German mathematician

Heiko Harborth (born 11 February 1938, in Celle, Germany) is Professor of Mathematics at Braunschweig University of Technology, 1975–present, and author of more than 188 mathematical publications. His work is mostly in the areas of number theory, combinatorics and discrete geometry, including graph theory.

== Career ==
Harborth has been an instructor or professor at Braunschweig University of Technology since studying there and receiving his PhD in 1965 under Hans-Joachim Kanold. Harborth is a member of the New York Academy of Sciences, Braunschweigische Wissenschaftliche Gesellschaft, the Institute of Combinatorics and its Applications, and many other mathematical societies. Harborth currently sits on the editorial boards of Fibonacci Quarterly, Geombinatorics, Integers: Electronic Journal of Combinatorial Number Theory. He served as an editor of Mathematische Semesterberichte from 1988 to 2001. Harborth was a joint recipient (with Stephen Milne) of the 2007 Euler Medal.

== Mathematical work ==

The Harborth Graph.

Harborth's research ranges across the subject areas of combinatorics, graph theory, discrete geometry, and number theory. In 1974, Harborth solved the unit coin graph problem, determining the maximum number of edges possible in a unit coin graph on n vertices. In 1986, Harborth presented the graph that would bear his name, the Harborth graph. It is the smallest known example of a 4-regular matchstick graph. It has 104 edges and 52 vertices.

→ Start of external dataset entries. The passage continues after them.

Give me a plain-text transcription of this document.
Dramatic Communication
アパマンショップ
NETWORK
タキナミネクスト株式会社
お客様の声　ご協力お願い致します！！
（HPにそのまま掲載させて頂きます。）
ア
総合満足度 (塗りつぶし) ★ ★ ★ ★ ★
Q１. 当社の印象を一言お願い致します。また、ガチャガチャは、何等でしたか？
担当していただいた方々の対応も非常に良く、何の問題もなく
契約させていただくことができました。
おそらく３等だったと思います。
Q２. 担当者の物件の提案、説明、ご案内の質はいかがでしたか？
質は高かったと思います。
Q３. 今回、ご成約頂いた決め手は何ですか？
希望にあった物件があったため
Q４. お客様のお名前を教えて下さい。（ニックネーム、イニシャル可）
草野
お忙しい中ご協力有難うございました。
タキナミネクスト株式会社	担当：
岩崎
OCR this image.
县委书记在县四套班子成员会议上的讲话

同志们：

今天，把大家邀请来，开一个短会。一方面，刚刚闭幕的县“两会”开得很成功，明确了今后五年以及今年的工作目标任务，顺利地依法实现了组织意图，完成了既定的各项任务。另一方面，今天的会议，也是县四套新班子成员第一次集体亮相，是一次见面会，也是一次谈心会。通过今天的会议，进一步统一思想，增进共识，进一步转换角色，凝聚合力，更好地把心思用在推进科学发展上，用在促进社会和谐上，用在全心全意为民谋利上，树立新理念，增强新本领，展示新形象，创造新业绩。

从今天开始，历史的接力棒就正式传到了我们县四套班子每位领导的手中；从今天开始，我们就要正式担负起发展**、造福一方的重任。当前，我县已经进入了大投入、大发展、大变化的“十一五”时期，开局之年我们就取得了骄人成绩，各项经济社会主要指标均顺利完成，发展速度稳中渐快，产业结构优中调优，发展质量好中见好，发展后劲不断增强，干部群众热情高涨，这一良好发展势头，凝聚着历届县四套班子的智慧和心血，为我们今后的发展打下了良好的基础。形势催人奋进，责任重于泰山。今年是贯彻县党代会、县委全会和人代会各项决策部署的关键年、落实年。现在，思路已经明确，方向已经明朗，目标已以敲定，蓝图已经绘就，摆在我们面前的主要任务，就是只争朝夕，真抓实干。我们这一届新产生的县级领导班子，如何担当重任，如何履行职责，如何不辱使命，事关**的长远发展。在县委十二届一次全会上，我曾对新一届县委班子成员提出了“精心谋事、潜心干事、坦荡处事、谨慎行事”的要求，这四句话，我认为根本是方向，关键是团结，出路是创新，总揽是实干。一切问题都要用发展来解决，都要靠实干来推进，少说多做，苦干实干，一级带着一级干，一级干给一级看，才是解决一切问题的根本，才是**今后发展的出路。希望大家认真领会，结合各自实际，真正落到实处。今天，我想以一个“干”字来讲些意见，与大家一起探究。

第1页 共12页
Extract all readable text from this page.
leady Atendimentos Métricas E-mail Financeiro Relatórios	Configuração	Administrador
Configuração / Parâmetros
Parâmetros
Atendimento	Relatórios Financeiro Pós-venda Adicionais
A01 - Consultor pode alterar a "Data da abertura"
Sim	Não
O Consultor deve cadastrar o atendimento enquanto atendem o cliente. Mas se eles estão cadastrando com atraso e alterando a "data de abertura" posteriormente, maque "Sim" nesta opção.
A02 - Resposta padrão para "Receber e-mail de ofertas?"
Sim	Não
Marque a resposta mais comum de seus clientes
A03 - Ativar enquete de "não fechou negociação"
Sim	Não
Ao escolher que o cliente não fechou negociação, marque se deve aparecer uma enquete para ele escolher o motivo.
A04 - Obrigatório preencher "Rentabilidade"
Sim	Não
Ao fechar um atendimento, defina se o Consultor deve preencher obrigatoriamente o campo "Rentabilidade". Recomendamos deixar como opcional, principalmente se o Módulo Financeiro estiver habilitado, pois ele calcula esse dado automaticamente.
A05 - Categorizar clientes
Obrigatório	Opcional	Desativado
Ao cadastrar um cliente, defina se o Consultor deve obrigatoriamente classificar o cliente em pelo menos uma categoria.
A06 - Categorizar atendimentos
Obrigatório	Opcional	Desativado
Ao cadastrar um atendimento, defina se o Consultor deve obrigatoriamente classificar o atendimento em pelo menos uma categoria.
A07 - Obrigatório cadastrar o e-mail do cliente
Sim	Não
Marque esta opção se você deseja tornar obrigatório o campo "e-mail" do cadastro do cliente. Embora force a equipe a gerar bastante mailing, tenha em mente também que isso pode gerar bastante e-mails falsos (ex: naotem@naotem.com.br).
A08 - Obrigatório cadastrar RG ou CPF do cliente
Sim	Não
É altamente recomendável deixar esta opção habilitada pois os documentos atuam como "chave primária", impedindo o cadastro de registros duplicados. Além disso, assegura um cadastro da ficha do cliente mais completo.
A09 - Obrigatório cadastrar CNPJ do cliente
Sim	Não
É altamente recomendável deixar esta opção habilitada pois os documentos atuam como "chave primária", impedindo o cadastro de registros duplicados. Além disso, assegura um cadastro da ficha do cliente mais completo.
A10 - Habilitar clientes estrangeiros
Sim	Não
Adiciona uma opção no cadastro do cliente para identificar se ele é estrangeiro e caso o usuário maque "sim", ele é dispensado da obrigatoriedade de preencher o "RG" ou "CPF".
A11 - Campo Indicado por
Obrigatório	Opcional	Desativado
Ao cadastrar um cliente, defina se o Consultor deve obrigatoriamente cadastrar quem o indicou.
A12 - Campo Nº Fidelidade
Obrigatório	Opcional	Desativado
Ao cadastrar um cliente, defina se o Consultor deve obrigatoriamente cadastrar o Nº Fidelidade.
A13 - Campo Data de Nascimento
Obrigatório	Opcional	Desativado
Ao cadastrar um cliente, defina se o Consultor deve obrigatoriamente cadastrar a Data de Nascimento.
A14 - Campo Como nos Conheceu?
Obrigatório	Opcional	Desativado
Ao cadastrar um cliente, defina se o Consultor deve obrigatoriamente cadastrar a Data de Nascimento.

In connection with the happy ending problem, Harborth showed that, for every finite set of ten or more points in general position in the plane, some five of them form a convex pentagon that does not contain any of the other points.

Harborth's conjecture posits that every planar graph admits a straight-line embedding in the plane where every edge has integer length. This open question (As of 2014) is a stronger version of Fáry's theorem. It is known to be true for cubic graphs.

In number theory, the Stolarsky-Harborth constant is named for Harborth, along with Kenneth Stolarsky.

== Private life ==
Harborth married Karin Reisener in 1961, and they had two children. He was widowed in 1980. In 1985 he married Bärbel Peter and with her has three stepchildren.